Photograph by Rita Leistner

So when Shirley Heafey, a former chair of the Police Complaints Commission, flagged the RCMP’s culture as a big problem in an open letter in Maclean’s to the force’s next commissioner—one has not been named since the recent retirement of Bob Paulson—she missed the mark. Not because a culture problem doesn’t exist, because it does, as she noted when she urged Assistant Commissioner Brenda Butterworth-Carr to eschew “band-aids that cover only one wound only to have another sprout up next to it,” or when she cited former deputy commissioner Marianne Ryan, who sought to “take the ego out of the room” when trying to fix the RCMP’s problems, or when she recommended the formation of a RCMP union to give the members leverage in dealing with their leaders. The problem is that Heafey’s criticisms seem founded on the presumption that there is no difference between the RCMP and other police services.

This is an error. Changing the culture of an organization, especially a traditionally conservative and hierarchically bureaucratic one like a military force, is probably the hardest thing to do in any restructuring effort—but that’s especially true if the culture is shaped by history and training. The RCMP is hypersensitive to criticism, and that’s largely because its members view loyalty to the traditions of their service in the same light as any military around the world; they are taught to be fiercely proud of their identity and purpose. And its ill-fitting task of contract policing sets the backdrop for practically all of the problems that confront the force.

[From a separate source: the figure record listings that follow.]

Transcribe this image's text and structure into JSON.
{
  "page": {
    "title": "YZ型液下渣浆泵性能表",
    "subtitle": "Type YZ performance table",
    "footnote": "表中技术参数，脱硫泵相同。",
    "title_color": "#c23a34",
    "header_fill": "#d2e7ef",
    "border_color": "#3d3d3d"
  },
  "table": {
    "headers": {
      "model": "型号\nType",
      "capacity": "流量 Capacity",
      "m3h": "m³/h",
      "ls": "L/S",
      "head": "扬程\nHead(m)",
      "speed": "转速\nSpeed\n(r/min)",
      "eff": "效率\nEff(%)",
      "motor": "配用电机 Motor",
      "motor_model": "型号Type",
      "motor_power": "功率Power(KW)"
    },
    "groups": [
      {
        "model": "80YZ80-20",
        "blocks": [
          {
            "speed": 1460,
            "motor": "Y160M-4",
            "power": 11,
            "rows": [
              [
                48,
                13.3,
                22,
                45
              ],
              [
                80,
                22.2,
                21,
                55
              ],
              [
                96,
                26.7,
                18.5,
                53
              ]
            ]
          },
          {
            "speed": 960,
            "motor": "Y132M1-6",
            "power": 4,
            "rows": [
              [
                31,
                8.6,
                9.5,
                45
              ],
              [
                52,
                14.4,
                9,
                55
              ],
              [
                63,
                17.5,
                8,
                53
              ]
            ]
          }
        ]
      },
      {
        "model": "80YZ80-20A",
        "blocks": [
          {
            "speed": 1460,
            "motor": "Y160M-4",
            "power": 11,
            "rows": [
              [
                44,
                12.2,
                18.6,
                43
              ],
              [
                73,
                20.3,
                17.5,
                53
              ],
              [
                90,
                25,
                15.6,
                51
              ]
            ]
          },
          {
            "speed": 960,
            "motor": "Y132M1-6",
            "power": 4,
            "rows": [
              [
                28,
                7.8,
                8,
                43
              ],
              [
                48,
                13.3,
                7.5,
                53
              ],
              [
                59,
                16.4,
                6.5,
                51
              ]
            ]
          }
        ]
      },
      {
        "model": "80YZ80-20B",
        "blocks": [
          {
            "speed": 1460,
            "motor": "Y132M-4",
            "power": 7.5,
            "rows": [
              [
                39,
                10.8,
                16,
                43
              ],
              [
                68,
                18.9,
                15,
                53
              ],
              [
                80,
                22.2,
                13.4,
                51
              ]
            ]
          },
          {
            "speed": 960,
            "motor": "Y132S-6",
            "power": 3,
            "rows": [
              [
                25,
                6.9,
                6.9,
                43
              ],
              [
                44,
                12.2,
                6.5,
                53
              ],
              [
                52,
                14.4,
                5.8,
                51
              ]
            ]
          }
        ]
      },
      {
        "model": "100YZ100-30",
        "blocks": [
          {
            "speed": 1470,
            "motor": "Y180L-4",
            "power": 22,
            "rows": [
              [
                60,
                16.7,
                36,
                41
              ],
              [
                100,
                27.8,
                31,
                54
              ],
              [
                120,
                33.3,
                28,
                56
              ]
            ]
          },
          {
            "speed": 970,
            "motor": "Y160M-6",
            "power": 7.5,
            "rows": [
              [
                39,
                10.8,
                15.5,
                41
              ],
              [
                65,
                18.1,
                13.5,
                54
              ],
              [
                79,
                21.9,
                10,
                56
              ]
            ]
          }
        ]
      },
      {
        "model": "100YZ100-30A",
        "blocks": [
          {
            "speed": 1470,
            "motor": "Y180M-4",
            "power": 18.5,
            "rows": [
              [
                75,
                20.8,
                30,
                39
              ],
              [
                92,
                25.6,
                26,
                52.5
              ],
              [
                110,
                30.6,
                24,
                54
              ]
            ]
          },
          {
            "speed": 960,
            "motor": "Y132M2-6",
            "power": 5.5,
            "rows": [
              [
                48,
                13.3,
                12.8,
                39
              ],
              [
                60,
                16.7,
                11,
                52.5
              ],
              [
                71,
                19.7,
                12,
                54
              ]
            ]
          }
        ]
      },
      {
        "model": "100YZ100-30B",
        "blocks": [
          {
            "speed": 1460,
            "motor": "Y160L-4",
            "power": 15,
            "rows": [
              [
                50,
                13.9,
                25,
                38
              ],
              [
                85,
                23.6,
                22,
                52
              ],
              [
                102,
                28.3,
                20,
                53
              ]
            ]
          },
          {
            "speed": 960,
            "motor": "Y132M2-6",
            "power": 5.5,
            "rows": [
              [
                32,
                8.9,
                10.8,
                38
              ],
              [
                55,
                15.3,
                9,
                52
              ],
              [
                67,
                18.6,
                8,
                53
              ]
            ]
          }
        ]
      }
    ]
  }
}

READ MORE: An open letter about fixing the RCMP

When municipalities consider contract policing with the RCMP, it is unlikely they understand the RCMP’s fundamental cultural bias—but they should. Effective community policing is achieved through close coordination and effective communication between the partner organizations. The object is proactive and effective problem-solving. To accomplish this, Public Safety Canada advises that organizational transformation of structure, management, personnel, and information systems are all essential. Yet meanwhile, the Mounties’ federal responsibilities require a national focus on threats from outside the country, and this can only be achieved through broader education, a clear focus on gathering intelligence from abroad, and close integration with other federal and international security agencies—a huge amount of work that could be achieved if its domestic responsibilities are re-envisioned. Resistance to change for a purpose that many in the RCMP view as secondary is at the root of the organization’s dilemma.

If anything, the RCMP may be culturally and practically best suited as the police force for Canada’s military. Oddly, though, this is not the case. The military relies on its own police, which Tim Dunne—who wrote a feature series on military justice in the Halifax Chronicle-Heraldhas shown to be inept and ineffective. It is incongruous that our national police force is only functionally linked to the Canadian Armed Forces when deployed abroad instead of being organizationally integrated with the military at all times for effective response to national security threats.

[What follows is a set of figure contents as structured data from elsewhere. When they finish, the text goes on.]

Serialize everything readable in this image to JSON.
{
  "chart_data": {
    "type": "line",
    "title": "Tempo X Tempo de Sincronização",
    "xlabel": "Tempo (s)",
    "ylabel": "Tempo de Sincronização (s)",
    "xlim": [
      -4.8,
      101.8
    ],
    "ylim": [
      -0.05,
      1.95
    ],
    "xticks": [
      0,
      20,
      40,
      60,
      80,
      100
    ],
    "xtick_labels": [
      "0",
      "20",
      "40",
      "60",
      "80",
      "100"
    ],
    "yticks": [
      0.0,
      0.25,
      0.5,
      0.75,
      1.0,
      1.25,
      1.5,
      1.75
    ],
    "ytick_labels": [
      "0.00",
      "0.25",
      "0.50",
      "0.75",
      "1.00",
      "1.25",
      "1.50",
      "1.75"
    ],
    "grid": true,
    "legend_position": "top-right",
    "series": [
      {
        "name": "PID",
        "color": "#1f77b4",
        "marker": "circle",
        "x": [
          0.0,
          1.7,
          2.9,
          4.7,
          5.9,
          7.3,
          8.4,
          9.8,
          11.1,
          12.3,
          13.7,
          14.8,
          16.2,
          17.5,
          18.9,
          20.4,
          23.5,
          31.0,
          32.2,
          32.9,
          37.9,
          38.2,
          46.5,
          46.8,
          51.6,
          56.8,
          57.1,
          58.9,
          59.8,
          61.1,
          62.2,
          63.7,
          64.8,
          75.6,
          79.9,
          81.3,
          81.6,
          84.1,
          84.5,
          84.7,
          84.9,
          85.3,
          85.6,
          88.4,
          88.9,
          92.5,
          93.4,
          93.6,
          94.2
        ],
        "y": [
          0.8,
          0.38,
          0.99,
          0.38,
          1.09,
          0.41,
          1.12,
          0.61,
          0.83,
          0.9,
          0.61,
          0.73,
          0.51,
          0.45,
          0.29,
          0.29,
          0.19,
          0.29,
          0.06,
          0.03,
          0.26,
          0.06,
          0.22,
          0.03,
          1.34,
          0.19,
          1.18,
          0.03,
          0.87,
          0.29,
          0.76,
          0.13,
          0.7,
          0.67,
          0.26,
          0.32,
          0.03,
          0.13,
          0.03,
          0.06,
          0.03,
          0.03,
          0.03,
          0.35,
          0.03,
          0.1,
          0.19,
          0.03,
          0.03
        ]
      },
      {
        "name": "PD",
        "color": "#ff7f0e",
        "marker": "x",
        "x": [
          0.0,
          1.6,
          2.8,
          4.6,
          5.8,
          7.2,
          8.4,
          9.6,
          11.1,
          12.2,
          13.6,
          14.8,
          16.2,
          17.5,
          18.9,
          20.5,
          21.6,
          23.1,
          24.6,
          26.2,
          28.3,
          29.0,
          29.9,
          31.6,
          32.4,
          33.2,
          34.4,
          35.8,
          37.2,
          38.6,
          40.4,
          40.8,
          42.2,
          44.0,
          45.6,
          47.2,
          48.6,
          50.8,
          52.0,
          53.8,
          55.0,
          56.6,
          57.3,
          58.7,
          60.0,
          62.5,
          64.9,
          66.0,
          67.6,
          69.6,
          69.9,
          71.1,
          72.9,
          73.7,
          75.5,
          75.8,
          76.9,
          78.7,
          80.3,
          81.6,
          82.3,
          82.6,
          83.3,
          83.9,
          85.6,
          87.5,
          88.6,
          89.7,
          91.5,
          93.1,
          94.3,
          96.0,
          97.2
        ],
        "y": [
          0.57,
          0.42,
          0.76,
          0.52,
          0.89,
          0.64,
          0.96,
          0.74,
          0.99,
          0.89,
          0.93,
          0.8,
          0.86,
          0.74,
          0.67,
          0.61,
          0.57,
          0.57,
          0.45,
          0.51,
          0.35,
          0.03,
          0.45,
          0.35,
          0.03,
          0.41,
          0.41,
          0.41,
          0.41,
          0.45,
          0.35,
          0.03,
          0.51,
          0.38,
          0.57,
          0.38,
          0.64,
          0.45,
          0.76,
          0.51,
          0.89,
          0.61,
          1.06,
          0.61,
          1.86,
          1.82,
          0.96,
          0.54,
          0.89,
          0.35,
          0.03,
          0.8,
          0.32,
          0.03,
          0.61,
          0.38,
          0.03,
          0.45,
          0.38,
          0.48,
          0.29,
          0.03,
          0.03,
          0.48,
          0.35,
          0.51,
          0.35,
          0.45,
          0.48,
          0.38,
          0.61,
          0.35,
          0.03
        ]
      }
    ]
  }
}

It is past time for the RCMP to get out of contract policing and focus instead on the complex defence and security threats confronting Canada. Changing the culture of the RCMP to make it suitable for municipal policing is a tall order, and if this is to happen, it will require decades of organized and systematic reshaping of the force, a task that will render it unsuited for its federal responsibilities. A more economical and sensible approach would be to refocus the RCMP on the many federal tasks that can only be done by a truly national police force—thus creating multiple policing organizations with distinctive cultures and single-minded focuses on their respective missions.